Chris' first scene in town where the people are going to hang Keno (Monte Markham of "Hour of the Gun") for stealing a man's horse is a visual delight and a dramatic triumph. Wendkos uses clever camera set-ups to anticipate which person that the horse will inevitably respond to. The introduction even before that scene of the evil prison warden, Colonel Diego (played with slimy urbanity by veteran heavy Michael Ansara) is powerful. A prisoner is dragged into the warden's presence and deposited at his booted feet. We don't see Ansara at first; all we see is his ominous shadow hovering over the prisoner. The off-kilter camera angles in the shoot-out between Slater and the loud-mouthed cowboy enhance the dramatic tension of the showdown. Wendkos stages each of the gun battles with verve. The scene where Whitmore hits the tower guard with a knife in the back and the peasant that he has trained hits the same guard in the chest is good, too.

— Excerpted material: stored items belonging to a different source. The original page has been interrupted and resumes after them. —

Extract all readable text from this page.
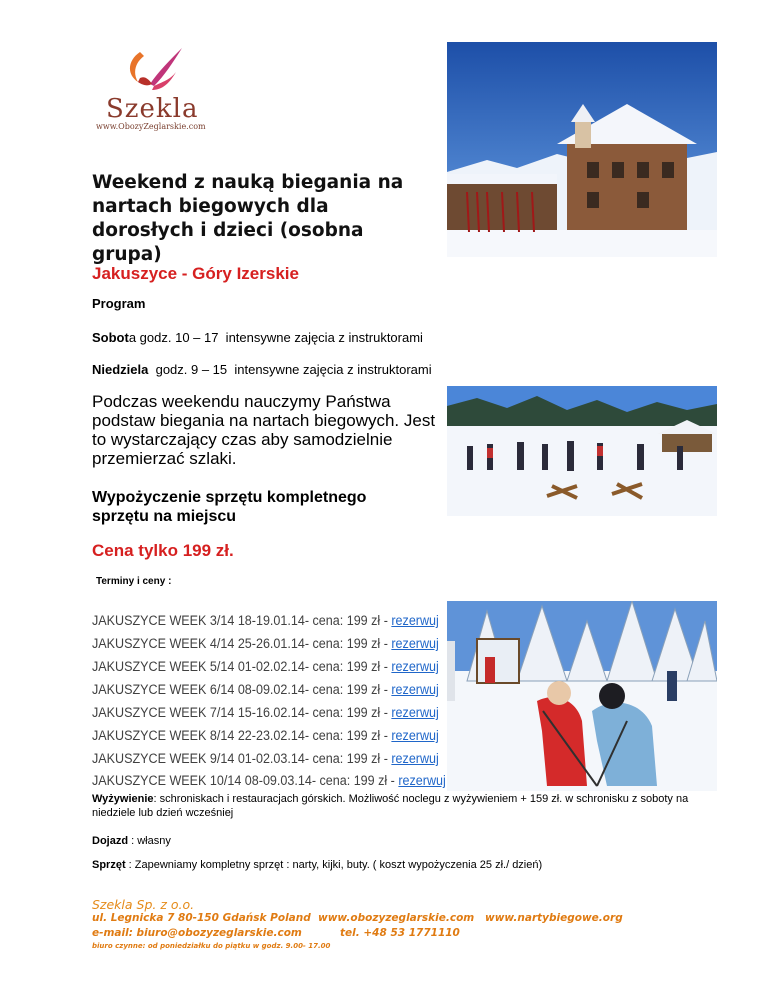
Szekla
www.ObozyZeglarskie.com
Weekend z nauką biegania na nartach biegowych dla dorosłych i dzieci (osobna grupa)
Jakuszyce - Góry Izerskie
Program
Sobota godz. 10 – 17  intensywne zajęcia z instruktorami
Niedziela  godz. 9 – 15  intensywne zajęcia z instruktorami
Podczas weekendu nauczymy Państwa podstaw biegania na nartach biegowych. Jest to wystarczający czas aby samodzielnie przemierzać szlaki.
Wypożyczenie sprzętu kompletnego sprzętu na miejscu
Cena tylko 199 zł.
Terminy i ceny :
JAKUSZYCE WEEK 3/14 18-19.01.14- cena: 199 zł - rezerwuj
JAKUSZYCE WEEK 4/14 25-26.01.14- cena: 199 zł - rezerwuj
JAKUSZYCE WEEK 5/14 01-02.02.14- cena: 199 zł - rezerwuj
JAKUSZYCE WEEK 6/14 08-09.02.14- cena: 199 zł - rezerwuj
JAKUSZYCE WEEK 7/14 15-16.02.14- cena: 199 zł - rezerwuj
JAKUSZYCE WEEK 8/14 22-23.02.14- cena: 199 zł - rezerwuj
JAKUSZYCE WEEK 9/14 01-02.03.14- cena: 199 zł - rezerwuj
JAKUSZYCE WEEK 10/14 08-09.03.14- cena: 199 zł - rezerwuj
Wyżywienie: schroniskach i restauracjach górskich. Możliwość noclegu z wyżywieniem + 159 zł. w schronisku z soboty na niedziele lub dzień wcześniej
Dojazd : własny
Sprzęt : Zapewniamy kompletny sprzęt : narty, kijki, buty. ( koszt wypożyczenia 25 zł./ dzień)
Szekla Sp. z o.o.
ul. Legnicka 7 80-150 Gdańsk Poland www.obozyzeglarskie.com www.nartybiegowe.org
e-mail: biuro@obozyzeglarskie.com	tel. +48 53 1771110
biuro czynne: od poniedziałku do piątku w godz. 9.00- 17.00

The explosion that destroys the gates of the Rat Hole is composed so that we see the violence of it sweep across the screen from left to right is visually invigorating. The showdown between Chris and Colonel Diego compares favorably with the Yul Brynner & Eli Wallach showdown in "The Magnificent Seven." The chief difference is that whereas the Wallach villain couldn't understand why a man like Chris came back to such a lowly village, Colonel Diego believes that Chris is an indifferent mercenary who has no passion for the revolution and will allow Diego to live. The outcome of the Chris & Diego showdown, however, was sealed during the human rights violation scene where Diego let his soldiers gallop their horses around the prison yard where the tongue-tied inmates had buried up to their chins in the ground.
"Guns of the Magnificent Seven" is a good western, not as good as the first two "Seven" movies, but definitely better than "The Magnificent Seven Ride!"